Share Improve this question edited 23 hours ago IamYourFaja asked Feb 6 at 16:30 IamYourFajaIamYourFaja 1311 silver badge8 bronze badges1 Answer
Reset to default 0FWIW I rolled up my sleeves and it looks like this is a limitation in Apache POI. The spark-excel library uses POI under the hood to read Excel files, and specifically it uses a POI AreaReference
when reading in cells for a data address. AreaReference cannot handle anything other than specific cell coordinates (e.g. "A2"), and it cannot handle whole column references (e.g. "A"):
package com.example;
import org.apache.poi.ss.usermodel.Cell;
import org.apache.poi.ss.usermodel.Row;
import org.apache.poi.ss.usermodel.Sheet;
import org.apache.poi.ss.usermodel.Workbook;
import org.apache.poi.ss.util.AreaReference;
import org.apache.poi.xssf.usermodel.XSSFWorkbook;
import java.io.File;
import java.io.FileInputStream;
import java.io.IOException;
public class PoiExcelDebugger {
public static void main(String[] args) {
String filePath = "/Users/<myuser>/path/to/price-sheet-v1-simple.xlsx";
String sheetName = "Price Sheet";
// String dataAddress = "'Price Sheet'!A:D";
String dataAddress = "'Price Sheet'!A2:D7";
try (FileInputStream fis = new FileInputStream(new File(filePath));
Workbook workbook = new XSSFWorkbook(fis)) {
Sheet sheet = workbook.getSheet(sheetName);
if (sheet == null) {
System.err.println("Sheet '" + sheetName + "' not found!");
return;
}
AreaReference areaRef = new AreaReference(dataAddress,
workbook.getSpreadsheetVersion());
int minColIndex = areaRef.getFirstCell().getCol();
int maxColIndex = areaRef.getLastCell().getCol();
int minRowIndex = areaRef.getFirstCell().getRow();
int maxRowIndex = areaRef.getLastCell().getRow();
System.out.println("Parsed Column Range: " + minColIndex + " to " + maxColIndex);
System.out.println("Parsed Row Range: " + minRowIndex + " to " + maxRowIndex);
for (Row row : sheet) {
int rowIndex = row.getRowNum();
// Skip empty rows outside the target range
if (rowIndex < minRowIndex || rowIndex > maxRowIndex) {
continue;
}
System.out.print("Row " + rowIndex + ": ");
// Read all columns within A:D (indices 0 to 3)
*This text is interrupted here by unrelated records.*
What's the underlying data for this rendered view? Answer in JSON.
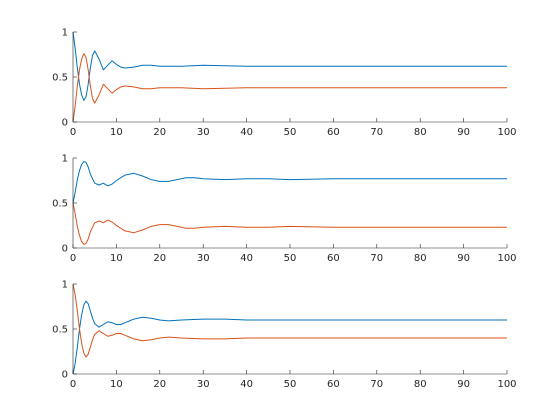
{
  "colors": {
    "blue": "#0072bd",
    "orange": "#d95319",
    "axis": "#262626",
    "background": "#ffffff"
  },
  "chart_data": [
    {
      "type": "line",
      "title": "",
      "xlabel": "",
      "ylabel": "",
      "xlim": [
        0,
        100
      ],
      "ylim": [
        0,
        1
      ],
      "xticks": [
        0,
        10,
        20,
        30,
        40,
        50,
        60,
        70,
        80,
        90,
        100
      ],
      "yticks": [
        0,
        0.5,
        1
      ],
      "xtick_labels": [
        "0",
        "10",
        "20",
        "30",
        "40",
        "50",
        "60",
        "70",
        "80",
        "90",
        "100"
      ],
      "ytick_labels": [
        "0",
        "0.5",
        "1"
      ],
      "grid": false,
      "series": [
        {
          "color": "#0072bd",
          "x": [
            0,
            0.5,
            1,
            1.5,
            2,
            2.5,
            3,
            3.5,
            4,
            4.5,
            5,
            6,
            7,
            8,
            9,
            10,
            11,
            12,
            14,
            16,
            18,
            20,
            25,
            30,
            40,
            50,
            60,
            70,
            80,
            90,
            100
          ],
          "y": [
            1.0,
            0.82,
            0.6,
            0.42,
            0.3,
            0.24,
            0.28,
            0.42,
            0.6,
            0.74,
            0.79,
            0.7,
            0.58,
            0.63,
            0.68,
            0.64,
            0.61,
            0.6,
            0.61,
            0.63,
            0.63,
            0.62,
            0.62,
            0.63,
            0.62,
            0.62,
            0.62,
            0.62,
            0.62,
            0.62,
            0.62
          ]
        },
        {
          "color": "#d95319",
          "x": [
            0,
            0.5,
            1,
            1.5,
            2,
            2.5,
            3,
            3.5,
            4,
            4.5,
            5,
            6,
            7,
            8,
            9,
            10,
            11,
            12,
            14,
            16,
            18,
            20,
            25,
            30,
            40,
            50,
            60,
            70,
            80,
            90,
            100
          ],
          "y": [
            0.0,
            0.18,
            0.4,
            0.58,
            0.7,
            0.76,
            0.72,
            0.58,
            0.4,
            0.26,
            0.21,
            0.3,
            0.42,
            0.37,
            0.32,
            0.36,
            0.39,
            0.4,
            0.39,
            0.37,
            0.37,
            0.38,
            0.38,
            0.37,
            0.38,
            0.38,
            0.38,
            0.38,
            0.38,
            0.38,
            0.38
          ]
        }
      ]
    },
    {
      "type": "line",
      "title": "",
      "xlabel": "",
      "ylabel": "",
      "xlim": [
        0,
        100
      ],
      "ylim": [
        0,
        1
      ],
      "xticks": [
        0,
        10,
        20,
        30,
        40,
        50,
        60,
        70,
        80,
        90,
        100
      ],
      "yticks": [
        0,
        0.5,
        1
      ],
      "xtick_labels": [
        "0",
        "10",
        "20",
        "30",
        "40",
        "50",
        "60",
        "70",
        "80",
        "90",
        "100"
      ],
      "ytick_labels": [
        "0",
        "0.5",
        "1"
      ],
      "grid": false,
      "series": [
        {
          "color": "#0072bd",
          "x": [
            0,
            0.5,
            1,
            1.5,
            2,
            2.5,
            3,
            3.5,
            4,
            5,
            6,
            7,
            8,
            9,
            10,
            12,
            14,
            16,
            18,
            20,
            22,
            24,
            26,
            28,
            30,
            35,
            40,
            45,
            50,
            60,
            70,
            80,
            90,
            100
          ],
          "y": [
            0.5,
            0.62,
            0.76,
            0.86,
            0.93,
            0.96,
            0.95,
            0.9,
            0.82,
            0.72,
            0.7,
            0.72,
            0.69,
            0.71,
            0.75,
            0.81,
            0.83,
            0.8,
            0.76,
            0.74,
            0.74,
            0.76,
            0.78,
            0.78,
            0.77,
            0.76,
            0.77,
            0.77,
            0.76,
            0.77,
            0.77,
            0.77,
            0.77,
            0.77
          ]
        },
        {
          "color": "#d95319",
          "x": [
            0,
            0.5,
            1,
            1.5,
            2,
            2.5,
            3,
            3.5,
            4,
            5,
            6,
            7,
            8,
            9,
            10,
            12,
            14,
            16,
            18,
            20,
            22,
            24,
            26,
            28,
            30,
            35,
            40,
            45,
            50,
            60,
            70,
            80,
            90,
            100
          ],
          "y": [
            0.5,
            0.38,
            0.24,
            0.14,
            0.07,
            0.04,
            0.05,
            0.1,
            0.18,
            0.28,
            0.3,
            0.28,
            0.31,
            0.29,
            0.25,
            0.19,
            0.17,
            0.2,
            0.24,
            0.26,
            0.26,
            0.24,
            0.22,
            0.22,
            0.23,
            0.24,
            0.23,
            0.23,
            0.24,
            0.23,
            0.23,
            0.23,
            0.23,
            0.23
          ]
        }
      ]
    },
    {
      "type": "line",
      "title": "",
      "xlabel": "",
      "ylabel": "",
      "xlim": [
        0,
        100
      ],
      "ylim": [
        0,
        1
      ],
      "xticks": [
        0,
        10,
        20,
        30,
        40,
        50,
        60,
        70,
        80,
        90,
        100
      ],
      "yticks": [
        0,
        0.5,
        1
      ],
      "xtick_labels": [
        "0",
        "10",
        "20",
        "30",
        "40",
        "50",
        "60",
        "70",
        "80",
        "90",
        "100"
      ],
      "ytick_labels": [
        "0",
        "0.5",
        "1"
      ],
      "grid": false,
      "series": [
        {
          "color": "#0072bd",
          "x": [
            0,
            0.5,
            1,
            1.5,
            2,
            2.5,
            3,
            3.5,
            4,
            4.5,
            5,
            6,
            7,
            8,
            9,
            10,
            11,
            12,
            14,
            16,
            18,
            20,
            22,
            25,
            30,
            35,
            40,
            50,
            60,
            70,
            80,
            90,
            100
          ],
          "y": [
            0.0,
            0.12,
            0.3,
            0.5,
            0.66,
            0.77,
            0.81,
            0.78,
            0.7,
            0.62,
            0.56,
            0.52,
            0.55,
            0.58,
            0.57,
            0.55,
            0.55,
            0.57,
            0.61,
            0.63,
            0.62,
            0.6,
            0.59,
            0.6,
            0.61,
            0.61,
            0.6,
            0.6,
            0.6,
            0.6,
            0.6,
            0.6,
            0.6
          ]
        },
        {
          "color": "#d95319",
          "x": [
            0,
            0.5,
            1,
            1.5,
            2,
            2.5,
            3,
            3.5,
            4,
            4.5,
            5,
            6,
            7,
            8,
            9,
            10,
            11,
            12,
            14,
            16,
            18,
            20,
            22,
            25,
            30,
            35,
            40,
            50,
            60,
            70,
            80,
            90,
            100
          ],
          "y": [
            1.0,
            0.88,
            0.7,
            0.5,
            0.34,
            0.23,
            0.19,
            0.22,
            0.3,
            0.38,
            0.44,
            0.48,
            0.45,
            0.42,
            0.43,
            0.45,
            0.45,
            0.43,
            0.39,
            0.37,
            0.38,
            0.4,
            0.41,
            0.4,
            0.39,
            0.39,
            0.4,
            0.4,
            0.4,
            0.4,
            0.4,
            0.4,
            0.4
          ]
        }
      ]
    }
  ]
}
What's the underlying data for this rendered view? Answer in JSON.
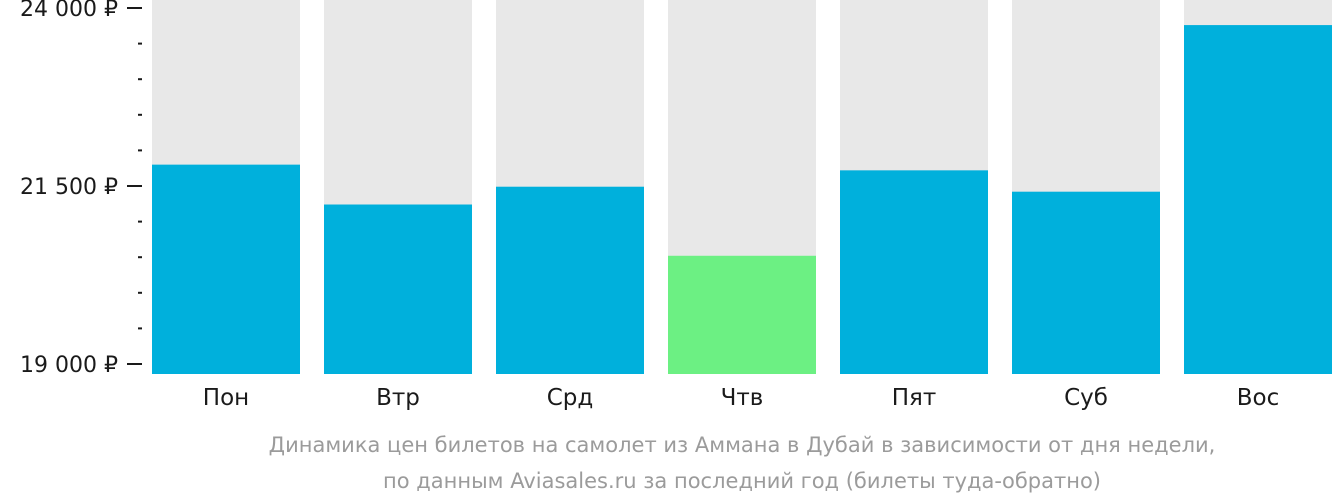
{
  "chart_data": {
    "type": "bar",
    "categories": [
      "Пон",
      "Втр",
      "Срд",
      "Чтв",
      "Пят",
      "Суб",
      "Вос"
    ],
    "values": [
      21800,
      21240,
      21490,
      20520,
      21720,
      21420,
      23760
    ],
    "ylim": [
      19000,
      24000
    ],
    "y_ticks": [
      {
        "value": 24000,
        "label": "24 000 ₽"
      },
      {
        "value": 21500,
        "label": "21 500 ₽"
      },
      {
        "value": 19000,
        "label": "19 000 ₽"
      }
    ],
    "minor_tick_step": 500,
    "highlight_index": 3,
    "grid": false,
    "legend": "none",
    "colors": {
      "bar": "#00b0dc",
      "highlight": "#6cf083",
      "background_bar": "#e8e8e8",
      "axis": "#1a1a1a",
      "caption": "#9b9b9b"
    },
    "caption": [
      "Динамика цен билетов на самолет из Аммана в Дубай в зависимости от дня недели,",
      "по данным Aviasales.ru за последний год (билеты туда-обратно)"
    ]
  }
}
for (int colIndex = minColIndex; colIndex <= maxColIndex; colIndex++) {
Cell cell = row.getCell(colIndex, Row.MissingCellPolicy.CREATE_NULL_AS_BLANK);
System.out.print(getCellValueAsString(cell) + " | ");
}
System.out.println();
}
} catch (IOException e) {
e.printStackTrace();
}
}
private static String getCellValueAsString(Cell cell) {
if (cell == null) return "NULL";
return switch (cell.getCellType()) {
case STRING -> cell.getStringCellValue();
case NUMERIC -> String.valueOf(cell.getNumericCellValue());
case BOOLEAN -> String.valueOf(cell.getBooleanCellValue());
case FORMULA -> cell.getCellFormula();
case BLANK -> "BLANK";
default -> "UNKNOWN";
};
}
}
Above, everything will work perfectly fine. But if we replace the comments and change:
// String dataAddress = "'Price Sheet'!A:D";
String dataAddress = "'Price Sheet'!A2:D7";
to:
String dataAddress = "'Price Sheet'!A:D";
// String dataAddress = "'Price Sheet'!A2:D7";
It won't throw an exception but it won't read anything.
Hence: I guess this is "expected" POI behavior, albeit, very disappointing.